Aladağ Yangını Sonrasında Öğrenci Evlerinin Kapatılması İle Alakalı Açıklaması:

“15 Temmuz Darbe Girişiminden Beri Cemaatlere Vurulmayan Darbe Kalmadı! Bu darbe kime yapıldı? Hükümete bir şey olmadı. Hükümetten kimse tutuklanmadı. Darbe esnasında hükümetten kimse öldürülmedi. Ama o günden beri cemaatlere vurulmayan darbe kalmadı. Demek ki darbe bunun için yapılmış. Darbenin asıl sebebi bu. Aladağ’daki yangının da asıl sebebi bu.

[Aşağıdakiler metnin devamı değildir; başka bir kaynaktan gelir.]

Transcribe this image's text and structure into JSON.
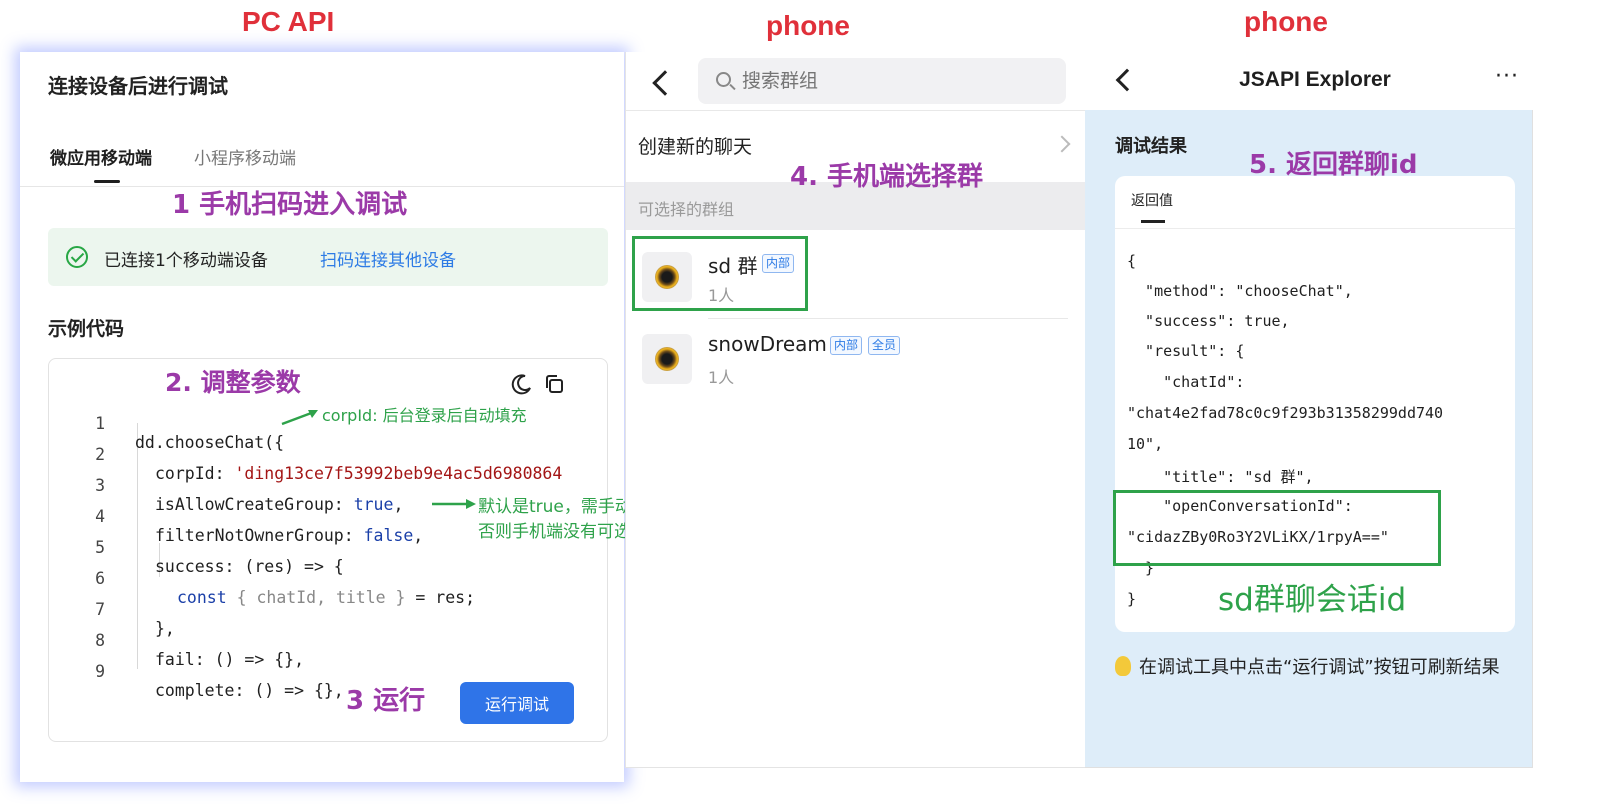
{
  "section_titles": {
    "pc": "PC API",
    "phone1": "phone",
    "phone2": "phone"
  },
  "pc": {
    "title": "连接设备后进行调试",
    "tabs": [
      {
        "label": "微应用移动端",
        "active": true
      },
      {
        "label": "小程序移动端",
        "active": false
      }
    ],
    "step1": "1 手机扫码进入调试",
    "status_text": "已连接1个移动端设备",
    "status_link": "扫码连接其他设备",
    "sample_title": "示例代码",
    "step2": "2. 调整参数",
    "code": {
      "line_numbers": [
        "1",
        "2",
        "3",
        "4",
        "5",
        "6",
        "7",
        "8",
        "9"
      ],
      "l1": "dd.chooseChat({",
      "l2_key": "corpId: ",
      "l2_val": "'ding13ce7f53992beb9e4ac5d6980864",
      "l3_key": "isAllowCreateGroup: ",
      "l3_val": "true",
      "l3_end": ",",
      "l4_key": "filterNotOwnerGroup: ",
      "l4_val": "false",
      "l4_end": ",",
      "l5": "success: (res) => {",
      "l6_kw": "const",
      "l6_mid": " { chatId, title } ",
      "l6_end": "= res;",
      "l7": "},",
      "l8": "fail: () => {},",
      "l9": "complete: () => {},"
    },
    "corpid_note": "corpId: 后台登录后自动填充",
    "filter_note_1": "默认是true，需手动改为false",
    "filter_note_2": "否则手机端没有可选群聊",
    "step3": "3 运行",
    "run_button": "运行调试",
    "icons": [
      "moon-icon",
      "copy-icon"
    ]
  },
  "phone1": {
    "search_placeholder": "搜索群组",
    "new_chat": "创建新的聊天",
    "group_header": "可选择的群组",
    "step4": "4. 手机端选择群",
    "groups": [
      {
        "name": "sd 群",
        "count": "1人",
        "tags": [
          "内部"
        ]
      },
      {
        "name": "snowDream",
        "count": "1人",
        "tags": [
          "内部",
          "全员"
        ]
      }
    ]
  },
  "phone2": {
    "title": "JSAPI Explorer",
    "more": "···",
    "result_title": "调试结果",
    "step5": "5. 返回群聊id",
    "tab_label": "返回值",
    "json_lines": [
      "{",
      "  \"method\": \"chooseChat\",",
      "  \"success\": true,",
      "  \"result\": {",
      "    \"chatId\":",
      "\"chat4e2fad78c0c9f293b31358299dd740",
      "10\",",
      "    \"title\": \"sd 群\",",
      "    \"openConversationId\":",
      "\"cidazZBy0Ro3Y2VLiKX/1rpyA==\"",
      "  }",
      "}"
    ],
    "sd_note": "sd群聊会话id",
    "hint": "在调试工具中点击“运行调试”按钮可刷新结果"
  },
  "colors": {
    "section_title": "#e0303a",
    "annotation_purple": "#9b3aa8",
    "annotation_green": "#2ea24a",
    "primary_blue": "#2f74e8"
  }
}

Öğrenci Evleri Kapatılırsa Talebeleri Evlerimize Alırız: Namaz kılanları ve namaz kılınan yerleri sevmeyen bir kadro var. Bir öğrenci evi bile olsa namaz kılınıyorsa orayı yurt sınıfına sokup kapatmak istiyorlar. Nasıl ki sevmedikleri her adamı ya FETÖ ya Işid ya PKK diyerek içeri atıyorlar. Aynen o şekilde diyelim ki evde kalanlar bizi seven talebelerse ‘demek ki burası Furkan Vakfı’nın yurdudur’ deyip kapatmak istiyorlar. Eğer bizi sevdikleri için evleri kapatılacak olursa arkadaşlarımız bu talebelerin mağdur olmalarına izin vermeyip onları kendi evlerine almalıdırlar. Bize Bağlı Resmi Bir Yurdumuz Yok: Sadece bizi seven öğrencilerin tuttuğu öğrenci evleri olabilir, oradaki talebeler bize gelip gidiyor olabilir. Bazı insanlar aynı eşyalarla evini dayıyor, döşüyor. Ondan sonra talebelere kiraya veriyor. Eşyalar aynı olabilir, ne var bunda?

Kur’an Öğretimi Yasakmış! 1940’ları Yaşıyoruz! Bu talebelerin verdiği bilgiye göre birkaç tane görevli geliyorlar, orada Kur’an eğitim-öğretimi yapılıyor diye tutanak tutuyorlar. Geldikleri zaman o sırada o mahalleden birkaç bayan da öğrenci evine gelmişler orada Kur’an okuyorlarken bu memurlar giriyorlar. Kur’an seslerini duyuyorlar. ‘Ne yapıyorsunuz, burada Kur’an öğretimi mi yapıyorsunuz?’ diyorlar. Kur’an öğretimi yasakmış! 1940’ları yaşıyoruz. CHP’nin tek parti zulmü diyorlar, CHP’yi kınıyorlar, 1940’lı yılları kınıyorlar. O zamanda camiler ahıra çevrildi diyorlar. Ve kendileri şimdi hala aynı kanunla hükmediyorlar. 1949 yılında çıkmış kanunla…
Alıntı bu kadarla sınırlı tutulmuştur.